Le plateau Diplomatie est une carte simplifiée de l'Europe telle qu'elle était en 1900. Certaines modifications ont été apportées à la carte réelle – la Bulgarie, par exemple, n'avait pas sa « côte sud » à cette époque, mais la précision globale est étonnamment bonne si l'on considère que la jouabilité, et non le réalisme, était la priorité du concepteur.
Sur ce plateau, sept joueurs, chacun représentant l'une des sept grandes puissances de l'époque, manœuvrent leurs forces pour tenter de devenir les maîtres de l'Europe - un événement symbolisé par le contrôle de plus de la moitié des ressources disponibles, auquel cas la partie est terminée. Les grandes puissances concernées, avec leurs couleurs distinctives, sont les suivantes (lorsque deux couleurs sont données, la seconde est celle utilisée dans le jeu britannique standard, qui diffère de celui américain). Les forces de combat initiales sont également indiquées.
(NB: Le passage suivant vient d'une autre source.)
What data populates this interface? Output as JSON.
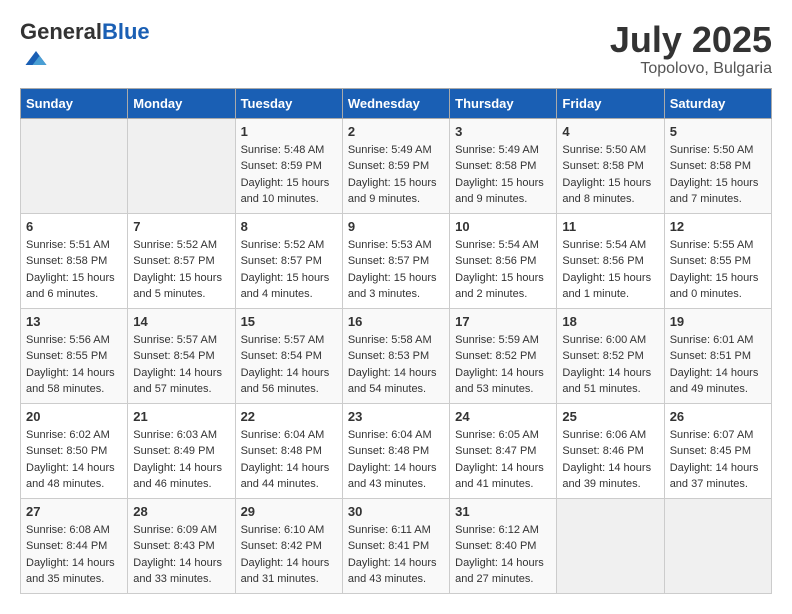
{
  "header": {
    "logo_general": "General",
    "logo_blue": "Blue",
    "month": "July 2025",
    "location": "Topolovo, Bulgaria"
  },
  "weekdays": [
    "Sunday",
    "Monday",
    "Tuesday",
    "Wednesday",
    "Thursday",
    "Friday",
    "Saturday"
  ],
  "weeks": [
    [
      {
        "day": "",
        "sunrise": "",
        "sunset": "",
        "daylight": "",
        "empty": true
      },
      {
        "day": "",
        "sunrise": "",
        "sunset": "",
        "daylight": "",
        "empty": true
      },
      {
        "day": "1",
        "sunrise": "Sunrise: 5:48 AM",
        "sunset": "Sunset: 8:59 PM",
        "daylight": "Daylight: 15 hours and 10 minutes."
      },
      {
        "day": "2",
        "sunrise": "Sunrise: 5:49 AM",
        "sunset": "Sunset: 8:59 PM",
        "daylight": "Daylight: 15 hours and 9 minutes."
      },
      {
        "day": "3",
        "sunrise": "Sunrise: 5:49 AM",
        "sunset": "Sunset: 8:58 PM",
        "daylight": "Daylight: 15 hours and 9 minutes."
      },
      {
        "day": "4",
        "sunrise": "Sunrise: 5:50 AM",
        "sunset": "Sunset: 8:58 PM",
        "daylight": "Daylight: 15 hours and 8 minutes."
      },
      {
        "day": "5",
        "sunrise": "Sunrise: 5:50 AM",
        "sunset": "Sunset: 8:58 PM",
        "daylight": "Daylight: 15 hours and 7 minutes."
      }
    ],
    [
      {
        "day": "6",
        "sunrise": "Sunrise: 5:51 AM",
        "sunset": "Sunset: 8:58 PM",
        "daylight": "Daylight: 15 hours and 6 minutes."
      },
      {
        "day": "7",
        "sunrise": "Sunrise: 5:52 AM",
        "sunset": "Sunset: 8:57 PM",
        "daylight": "Daylight: 15 hours and 5 minutes."
      },
      {
        "day": "8",
        "sunrise": "Sunrise: 5:52 AM",
        "sunset": "Sunset: 8:57 PM",
        "daylight": "Daylight: 15 hours and 4 minutes."
      },
      {
        "day": "9",
        "sunrise": "Sunrise: 5:53 AM",
        "sunset": "Sunset: 8:57 PM",
        "daylight": "Daylight: 15 hours and 3 minutes."
      },
      {
        "day": "10",
        "sunrise": "Sunrise: 5:54 AM",
        "sunset": "Sunset: 8:56 PM",
        "daylight": "Daylight: 15 hours and 2 minutes."
      },
      {
        "day": "11",
        "sunrise": "Sunrise: 5:54 AM",
        "sunset": "Sunset: 8:56 PM",
        "daylight": "Daylight: 15 hours and 1 minute."
      },
      {
        "day": "12",
        "sunrise": "Sunrise: 5:55 AM",
        "sunset": "Sunset: 8:55 PM",
        "daylight": "Daylight: 15 hours and 0 minutes."
      }
    ],
    [
      {
        "day": "13",
        "sunrise": "Sunrise: 5:56 AM",
        "sunset": "Sunset: 8:55 PM",
        "daylight": "Daylight: 14 hours and 58 minutes."
      },
      {
        "day": "14",
        "sunrise": "Sunrise: 5:57 AM",
        "sunset": "Sunset: 8:54 PM",
        "daylight": "Daylight: 14 hours and 57 minutes."
      },
      {
        "day": "15",
        "sunrise": "Sunrise: 5:57 AM",
        "sunset": "Sunset: 8:54 PM",
        "daylight": "Daylight: 14 hours and 56 minutes."
      },
      {
        "day": "16",
        "sunrise": "Sunrise: 5:58 AM",
        "sunset": "Sunset: 8:53 PM",
        "daylight": "Daylight: 14 hours and 54 minutes."
      },
      {
        "day": "17",
        "sunrise": "Sunrise: 5:59 AM",
        "sunset": "Sunset: 8:52 PM",
        "daylight": "Daylight: 14 hours and 53 minutes."
      },
      {
        "day": "18",
        "sunrise": "Sunrise: 6:00 AM",
        "sunset": "Sunset: 8:52 PM",
        "daylight": "Daylight: 14 hours and 51 minutes."
      },
      {
        "day": "19",
        "sunrise": "Sunrise: 6:01 AM",
        "sunset": "Sunset: 8:51 PM",
        "daylight": "Daylight: 14 hours and 49 minutes."
      }
    ],
    [
      {
        "day": "20",
        "sunrise": "Sunrise: 6:02 AM",
        "sunset": "Sunset: 8:50 PM",
        "daylight": "Daylight: 14 hours and 48 minutes."
      },
      {
        "day": "21",
        "sunrise": "Sunrise: 6:03 AM",
        "sunset": "Sunset: 8:49 PM",
        "daylight": "Daylight: 14 hours and 46 minutes."
      },
      {
        "day": "22",
        "sunrise": "Sunrise: 6:04 AM",
        "sunset": "Sunset: 8:48 PM",
        "daylight": "Daylight: 14 hours and 44 minutes."
      },
      {
        "day": "23",
        "sunrise": "Sunrise: 6:04 AM",
        "sunset": "Sunset: 8:48 PM",
        "daylight": "Daylight: 14 hours and 43 minutes."
      },
      {
        "day": "24",
        "sunrise": "Sunrise: 6:05 AM",
        "sunset": "Sunset: 8:47 PM",
        "daylight": "Daylight: 14 hours and 41 minutes."
      },
      {
        "day": "25",
        "sunrise": "Sunrise: 6:06 AM",
        "sunset": "Sunset: 8:46 PM",
        "daylight": "Daylight: 14 hours and 39 minutes."
      },
      {
        "day": "26",
        "sunrise": "Sunrise: 6:07 AM",
        "sunset": "Sunset: 8:45 PM",
        "daylight": "Daylight: 14 hours and 37 minutes."
      }
    ],
    [
      {
        "day": "27",
        "sunrise": "Sunrise: 6:08 AM",
        "sunset": "Sunset: 8:44 PM",
        "daylight": "Daylight: 14 hours and 35 minutes."
      },
      {
        "day": "28",
        "sunrise": "Sunrise: 6:09 AM",
        "sunset": "Sunset: 8:43 PM",
        "daylight": "Daylight: 14 hours and 33 minutes."
      },
      {
        "day": "29",
        "sunrise": "Sunrise: 6:10 AM",
        "sunset": "Sunset: 8:42 PM",
        "daylight": "Daylight: 14 hours and 31 minutes."
      },
      {
        "day": "30",
        "sunrise": "Sunrise: 6:11 AM",
        "sunset": "Sunset: 8:41 PM",
        "daylight": "Daylight: 14 hours and 43 minutes."
      },
      {
        "day": "31",
        "sunrise": "Sunrise: 6:12 AM",
        "sunset": "Sunset: 8:40 PM",
        "daylight": "Daylight: 14 hours and 27 minutes."
      },
      {
        "day": "",
        "sunrise": "",
        "sunset": "",
        "daylight": "",
        "empty": true
      },
      {
        "day": "",
        "sunrise": "",
        "sunset": "",
        "daylight": "",
        "empty": true
      }
    ]
  ]
}
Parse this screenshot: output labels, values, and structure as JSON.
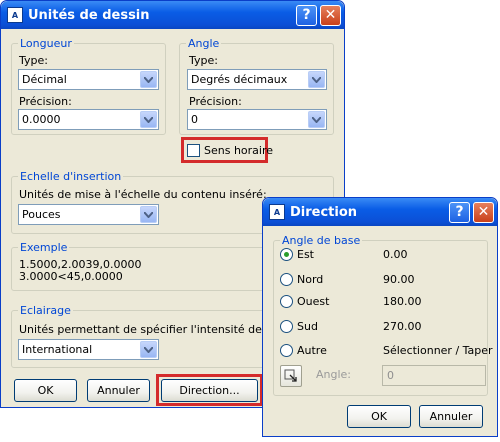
{
  "main_dialog": {
    "title": "Unités de dessin",
    "app_icon_text": "A",
    "help_label": "?",
    "close_label": "✕",
    "length": {
      "group_label": "Longueur",
      "type_label": "Type:",
      "type_value": "Décimal",
      "precision_label": "Précision:",
      "precision_value": "0.0000"
    },
    "angle": {
      "group_label": "Angle",
      "type_label": "Type:",
      "type_value": "Degrés décimaux",
      "precision_label": "Précision:",
      "precision_value": "0",
      "clockwise_label": "Sens horaire",
      "clockwise_checked": false
    },
    "insertion": {
      "group_label": "Echelle d'insertion",
      "description": "Unités de mise à l'échelle du contenu inséré:",
      "value": "Pouces"
    },
    "example": {
      "group_label": "Exemple",
      "line1": "1.5000,2.0039,0.0000",
      "line2": "3.0000<45,0.0000"
    },
    "lighting": {
      "group_label": "Eclairage",
      "description": "Unités permettant de spécifier l'intensité de l'éclairage",
      "value": "International"
    },
    "buttons": {
      "ok": "OK",
      "cancel": "Annuler",
      "direction": "Direction..."
    }
  },
  "direction_dialog": {
    "title": "Direction",
    "app_icon_text": "A",
    "help_label": "?",
    "close_label": "✕",
    "group_label": "Angle de base",
    "options": [
      {
        "label": "Est",
        "value": "0.00",
        "selected": true
      },
      {
        "label": "Nord",
        "value": "90.00",
        "selected": false
      },
      {
        "label": "Ouest",
        "value": "180.00",
        "selected": false
      },
      {
        "label": "Sud",
        "value": "270.00",
        "selected": false
      },
      {
        "label": "Autre",
        "value": "Sélectionner / Taper",
        "selected": false
      }
    ],
    "angle_label": "Angle:",
    "angle_value": "0",
    "buttons": {
      "ok": "OK",
      "cancel": "Annuler"
    }
  },
  "colors": {
    "titlebar": "#0a5de6",
    "group_label": "#0046d5",
    "dialog_bg": "#ece9d8",
    "highlight": "#d42b2b",
    "radio_dot": "#2a9d2a"
  }
}
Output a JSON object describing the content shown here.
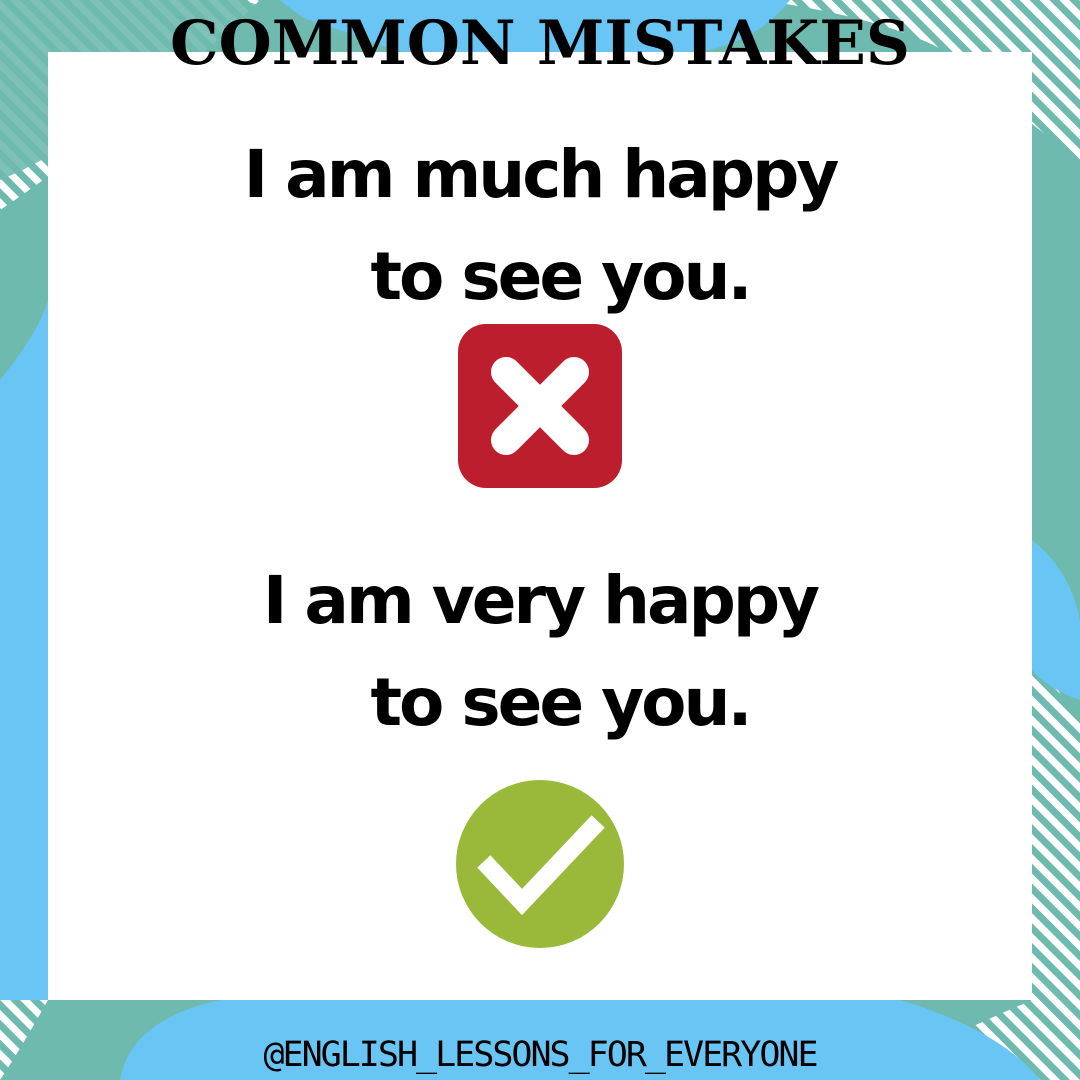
{
  "title": "COMMON MISTAKES",
  "wrong_example": {
    "line1": "I am much happy",
    "line2": "to see you.",
    "icon": "cross-mark-icon",
    "icon_color": "#bd1e2d"
  },
  "correct_example": {
    "line1": "I am very happy",
    "line2": "to see you.",
    "icon": "check-mark-icon",
    "icon_color": "#9ab93a"
  },
  "handle": "@ENGLISH_LESSONS_FOR_EVERYONE",
  "colors": {
    "teal": "#6fbaaf",
    "sky_blue": "#69c5f3",
    "card": "#ffffff"
  }
}
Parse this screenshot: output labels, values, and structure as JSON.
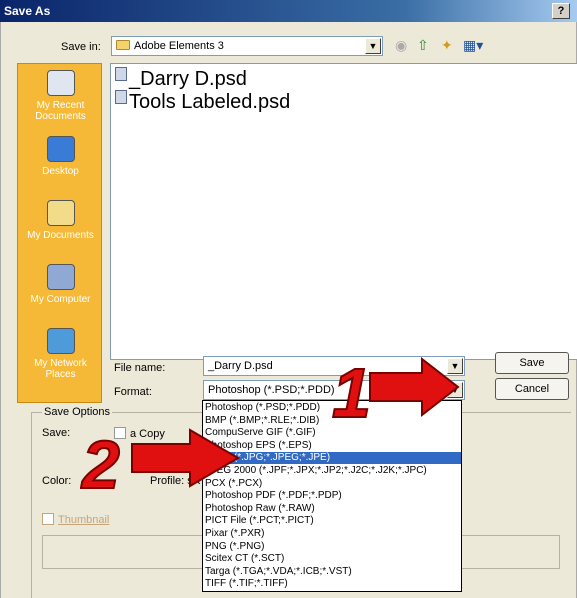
{
  "window": {
    "title": "Save As",
    "help_label": "?|X"
  },
  "toolbar": {
    "save_in_label": "Save in:",
    "save_in_value": "Adobe Elements 3",
    "back_icon": "back-arrow-icon",
    "up_icon": "up-folder-icon",
    "new_folder_icon": "new-folder-icon",
    "views_icon": "views-menu-icon"
  },
  "places": [
    {
      "label": "My Recent Documents",
      "icon": "recent-documents-icon"
    },
    {
      "label": "Desktop",
      "icon": "desktop-icon"
    },
    {
      "label": "My Documents",
      "icon": "my-documents-icon"
    },
    {
      "label": "My Computer",
      "icon": "my-computer-icon"
    },
    {
      "label": "My Network Places",
      "icon": "network-places-icon"
    }
  ],
  "files": [
    "_Darry D.psd",
    "Tools Labeled.psd"
  ],
  "form": {
    "file_name_label": "File name:",
    "file_name_value": "_Darry D.psd",
    "format_label": "Format:",
    "format_value": "Photoshop (*.PSD;*.PDD)",
    "save_button": "Save",
    "cancel_button": "Cancel"
  },
  "save_options": {
    "group_label": "Save Options",
    "save_label": "Save:",
    "as_copy_label": "a Copy",
    "color_label": "Color:",
    "profile_label": "Profile: sR",
    "thumbnail_label": "Thumbnail"
  },
  "format_options": [
    "Photoshop (*.PSD;*.PDD)",
    "BMP (*.BMP;*.RLE;*.DIB)",
    "CompuServe GIF (*.GIF)",
    "Photoshop EPS (*.EPS)",
    "JPEG (*.JPG;*.JPEG;*.JPE)",
    "JPEG 2000 (*.JPF;*.JPX;*.JP2;*.J2C;*.J2K;*.JPC)",
    "PCX (*.PCX)",
    "Photoshop PDF (*.PDF;*.PDP)",
    "Photoshop Raw (*.RAW)",
    "PICT File (*.PCT;*.PICT)",
    "Pixar (*.PXR)",
    "PNG (*.PNG)",
    "Scitex CT (*.SCT)",
    "Targa (*.TGA;*.VDA;*.ICB;*.VST)",
    "TIFF (*.TIF;*.TIFF)"
  ],
  "selected_format_index": 4,
  "callouts": [
    "1",
    "2"
  ],
  "colors": {
    "places_bg": "#f5b937",
    "selection": "#316ac5",
    "callout_red": "#e01010",
    "dialog_bg": "#ece9d8"
  }
}
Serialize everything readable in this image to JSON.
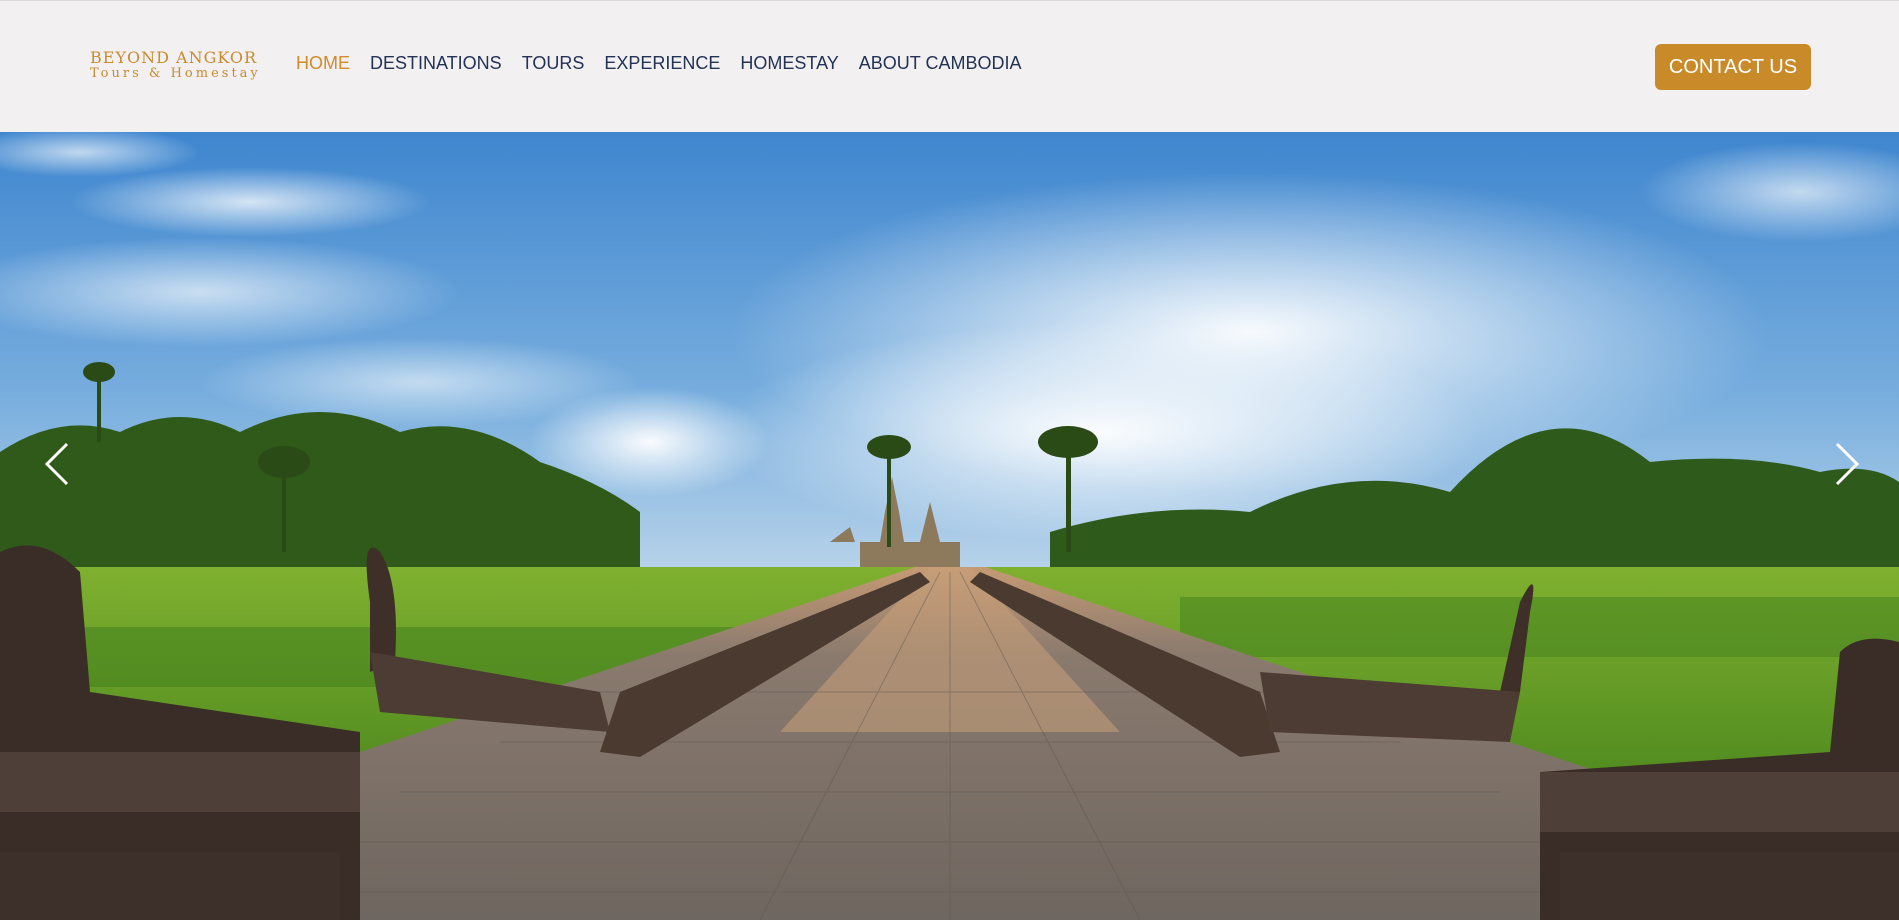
{
  "header": {
    "logo": {
      "title": "BEYOND ANGKOR",
      "subtitle": "Tours & Homestay"
    },
    "nav": [
      {
        "label": "HOME",
        "active": true
      },
      {
        "label": "DESTINATIONS",
        "active": false
      },
      {
        "label": "TOURS",
        "active": false
      },
      {
        "label": "EXPERIENCE",
        "active": false
      },
      {
        "label": "HOMESTAY",
        "active": false
      },
      {
        "label": "ABOUT CAMBODIA",
        "active": false
      }
    ],
    "contact_label": "CONTACT US"
  },
  "hero": {
    "image": "angkor-wat-causeway",
    "prev_icon": "chevron-left-icon",
    "next_icon": "chevron-right-icon"
  },
  "colors": {
    "accent": "#c98b2a",
    "nav_text": "#223355",
    "header_bg": "#f2f0f0"
  }
}
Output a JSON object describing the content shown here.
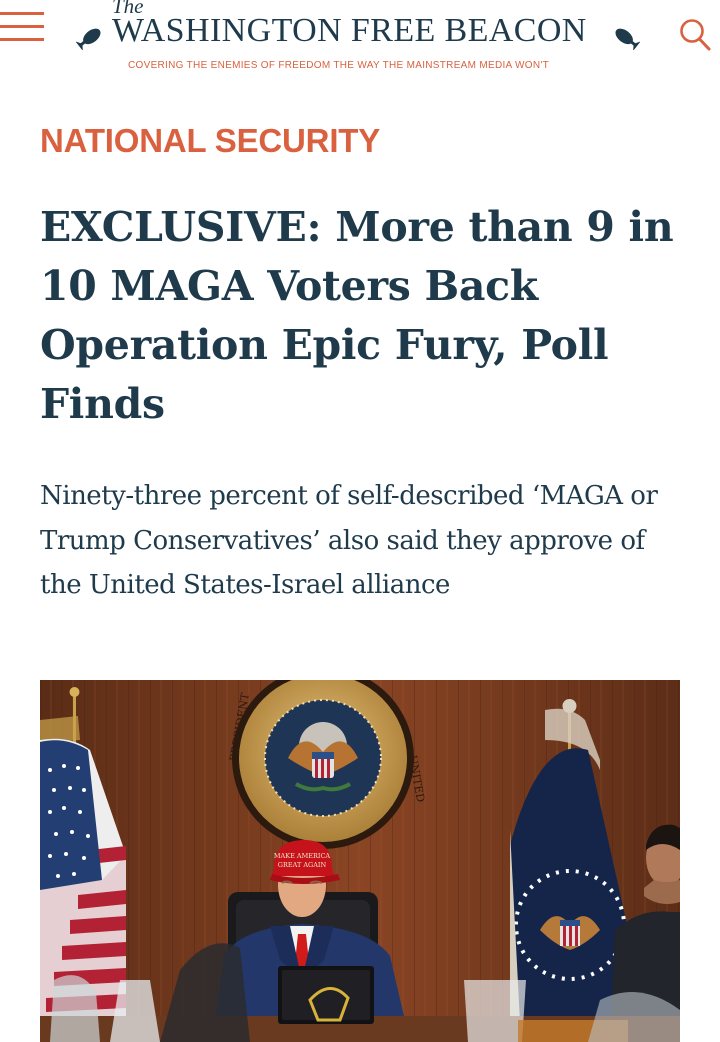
{
  "header": {
    "menu_icon": "hamburger-menu-icon",
    "logo": {
      "the": "The",
      "name": "WASHINGTON FREE BEACON",
      "tagline": "COVERING THE ENEMIES OF FREEDOM THE WAY THE MAINSTREAM MEDIA WON'T"
    },
    "search_icon": "search-icon"
  },
  "article": {
    "category": "NATIONAL SECURITY",
    "headline": "EXCLUSIVE: More than 9 in 10 MAGA Voters Back Operation Epic Fury, Poll Finds",
    "dek": "Ninety-three percent of self-described ‘MAGA or Trump Conservatives’ also said they approve of the United States-Israel alliance",
    "photo": {
      "seal_text": "SEAL OF THE PRESIDENT OF THE UNITED STATES",
      "hat_text": "MAKE AMERICA GREAT AGAIN"
    }
  },
  "colors": {
    "accent": "#d9613f",
    "text": "#1f3a4b",
    "background": "#ffffff"
  }
}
ANGLETERRE | Bleu foncé/rose | 2 flottes, 1 armée |
ALLEMAGNE | Noir | 2 armées, 1 flotte |
RUSSIE | Blanc/violet | 2 flottes, 2 armées |
TURQUIE | Jaune | 2 armées, 1 flotte |
AUTRICHE-HONGRIE | Rouge | 2 armées, 1 flotte |
ITALIE | Vert | 2 armées, 1 flotte |
FRANCE | Bleu | 2 armées, 1 flotte |
En ce qui concerne les deux jeux différents (il en existe d'autres, obsolètes aussi), on peut dire que le jeu américain est beaucoup plus pratique et attrayant, la version britannique étant conçue comme un jeu « populaire », avec des couleurs vives, comme des affiches, et des dessins ornementaux ; les pièces américaines sont en bois, les britanniques en plastique. Je n'ai jamais rencontré personne qui ne préférait pas la version américaine, bien que la version britannique ait l'avantage d'être beaucoup moins chère.
La zone de jeu est divisée en soixante-seize « provinces » nommées : cinquante-sept étant terrestres (dont la Suisse « infranchissable », qui est la seule parmi les quinze neutres à ne pas voir son statut violé par une grande puissance), et les dix-neuf autres étant maritimes. Il existe également des provinces sans nom, comme l'Irlande ou la mer Caspienne, qui ne jouent aucun rôle dans le jeu et ne sont incluses que pour les apparences.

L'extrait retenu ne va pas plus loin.